Optimizer

class chainer.Optimizer[source]

Base class of all numerical optimizers.

Optimizer is set up with references to parameters and gradients, and then on every call of update(), it updates parameters based on corresponding gradients. Optimizer implementations must override update_one() method, which updates one parameter array using the corresponding gradient array.

Optimizer can optionally use state for each parameter/gradient pair. It is initialized by init_state() method at set up.

t

int

Number of update steps. It can be used in update_one() implementation, where t is incremented beforehand.

accumulate_grads(grads)[source]

Accumulates gradients from other source.

This method just adds given gradient arrays to gradients that this optimizer holds. It is typically used in data-parallel optimization, where gradients for different shards are computed in parallel and aggregated by this method. This method correctly treats multiple GPU devices.

Parameters:grads (Iterable) – Iterable of gradient arrays to be accumulated.
clip_grads(maxnorm)[source]

Clips the norm of whole gradients up to given threshold.

Parameters:maxnorm (float) – Threshold of gradient L2 norm.

See also

compute_grads_norm()
It uses this method to compute the gradient norm to be clipped.
compute_grads_norm()[source]

Computes the norm of whole gradients.

Returns:L2 norm of whole gradients, i.e. square root of sum of square of all gradient elements.
Return type:float

Warning

This method returns a CPU-computed value, which means that this method synchronizes between CPU and GPU if at least one of the gradients reside on the GPU.

init_state(param, grad)[source]

Returns initial state corresponding to the given parameter and gradient.

Default implementation delegates the procedure to init_state_cpu() or init_state_gpu() depending on the type of param.

Parameters:
  • param – Parameter array.
  • grad – Gradient array corresponding to param.
Returns:

Initial state value.

Warning

Note that, on every call of update_one(), the state value is passed by value and then the method updates its content, so the state must be a reference. Especiallly, one cannot use a value of built-in numeric type. If the state is one scalar value, it is recommended to use scalar array, i.e. ndarray with shape ().

init_state_cpu(param, grad)[source]

Returns initial state corresponding to the given CPU parameter and gradient.

Parameters:
  • param (ndarray) – Parameter array.
  • grad (ndarray) – Gradient array.
Returns:

Initial state value.

init_state_gpu(param, grad)[source]

Returns initial state corresponding to the given GPU parameter and gradient.

Parameters:
Returns:

Initial state value.

setup(params_grads)[source]

Prepares parameter/gradient/state tuples for all given parameter/gradient pairs.

Parameters:params_grads – Tuple (pair) of two tuples. The first element is a tuple of parameter arrays, and the second is a tuple of corresponding gradient arrays. Return value of FunctionSet.collect_parameters() method can be used.
update()[source]

Updates all parameters and states using corresponding gradients.
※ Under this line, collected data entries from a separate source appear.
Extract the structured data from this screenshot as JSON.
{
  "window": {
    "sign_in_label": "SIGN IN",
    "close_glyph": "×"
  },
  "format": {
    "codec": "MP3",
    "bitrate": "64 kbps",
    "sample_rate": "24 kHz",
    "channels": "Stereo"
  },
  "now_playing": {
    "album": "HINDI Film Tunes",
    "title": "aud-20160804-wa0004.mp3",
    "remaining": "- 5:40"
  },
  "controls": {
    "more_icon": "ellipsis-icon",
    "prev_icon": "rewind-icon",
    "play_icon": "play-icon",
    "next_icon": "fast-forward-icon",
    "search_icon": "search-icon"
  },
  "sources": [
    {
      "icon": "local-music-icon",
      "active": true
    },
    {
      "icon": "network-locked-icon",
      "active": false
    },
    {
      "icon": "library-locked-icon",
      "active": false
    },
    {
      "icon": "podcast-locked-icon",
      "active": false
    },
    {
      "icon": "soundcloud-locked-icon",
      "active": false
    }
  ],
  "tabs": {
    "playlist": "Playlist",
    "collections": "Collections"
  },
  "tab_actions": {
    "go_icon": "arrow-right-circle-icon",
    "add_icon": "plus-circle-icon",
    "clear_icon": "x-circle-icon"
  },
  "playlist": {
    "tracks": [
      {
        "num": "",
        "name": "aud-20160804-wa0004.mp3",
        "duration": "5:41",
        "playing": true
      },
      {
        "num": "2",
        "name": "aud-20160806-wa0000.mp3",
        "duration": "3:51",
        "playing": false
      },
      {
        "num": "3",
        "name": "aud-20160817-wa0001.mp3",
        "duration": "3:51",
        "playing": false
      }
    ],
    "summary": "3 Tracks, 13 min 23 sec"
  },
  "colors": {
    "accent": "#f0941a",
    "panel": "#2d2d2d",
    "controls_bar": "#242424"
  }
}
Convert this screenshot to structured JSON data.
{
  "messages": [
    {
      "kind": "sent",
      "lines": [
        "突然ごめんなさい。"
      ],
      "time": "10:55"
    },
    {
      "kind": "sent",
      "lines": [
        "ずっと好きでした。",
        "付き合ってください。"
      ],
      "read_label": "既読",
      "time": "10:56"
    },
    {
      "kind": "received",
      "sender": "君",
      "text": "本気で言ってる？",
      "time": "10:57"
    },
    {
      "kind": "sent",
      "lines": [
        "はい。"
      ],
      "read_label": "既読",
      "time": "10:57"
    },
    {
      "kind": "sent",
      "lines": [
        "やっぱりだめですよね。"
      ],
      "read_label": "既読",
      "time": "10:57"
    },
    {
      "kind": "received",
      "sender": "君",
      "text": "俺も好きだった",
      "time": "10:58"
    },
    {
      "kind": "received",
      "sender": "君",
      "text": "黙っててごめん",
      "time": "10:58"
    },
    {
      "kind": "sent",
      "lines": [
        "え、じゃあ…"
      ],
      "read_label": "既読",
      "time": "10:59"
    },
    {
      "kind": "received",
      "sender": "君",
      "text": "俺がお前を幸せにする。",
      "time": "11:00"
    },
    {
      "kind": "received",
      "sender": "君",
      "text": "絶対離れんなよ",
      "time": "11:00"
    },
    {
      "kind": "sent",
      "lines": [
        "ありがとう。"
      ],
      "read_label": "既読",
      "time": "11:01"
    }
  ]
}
This method iteratively calls update_one() for each parameter/ gradient/state tuple. Beforehand, t attribute is incremented.

update_one(param, grad, state)[source]

Updates one parameter array and its state using the corresponding gradient array.

The default implementation delegates the procedure to update_one_cpu() or update_one_gpu() depending on the type of the parameter array. Optimizer implmentation must override these type-specific methods or this update_one() method directly.

Parameters:
  • param – Parameter array.
  • grad – Gradient array.
  • state – State value.
update_one_cpu(param, grad, state)[source]

Updates one parameter array and its state using the corresponding gradient array on CPU.

Parameters:
  • param (ndarray) – Parameter array.
  • grad (ndarray) – Gradient array.
  • state – State value.
update_one_gpu(param, grad, state)[source]

Updates one parameter array and its state using the corresponding gradient array on GPU.

Parameters:
  • param (GPUArray) – Parameter array.
  • grad (GPUArray) – Gradient array.
  • state – State value.
weight_decay(decay)[source]

Applies weight decay (a.k.a. L2 or Tikonov regularization) of given scale to the current gradients.

Parameters:decay (float) – Coefficient of weight decay
zero_grads()[source]

Fills all gradient arrays by zeros.

This method should be call before backprop takes place, since gradients are accumulated on backprop.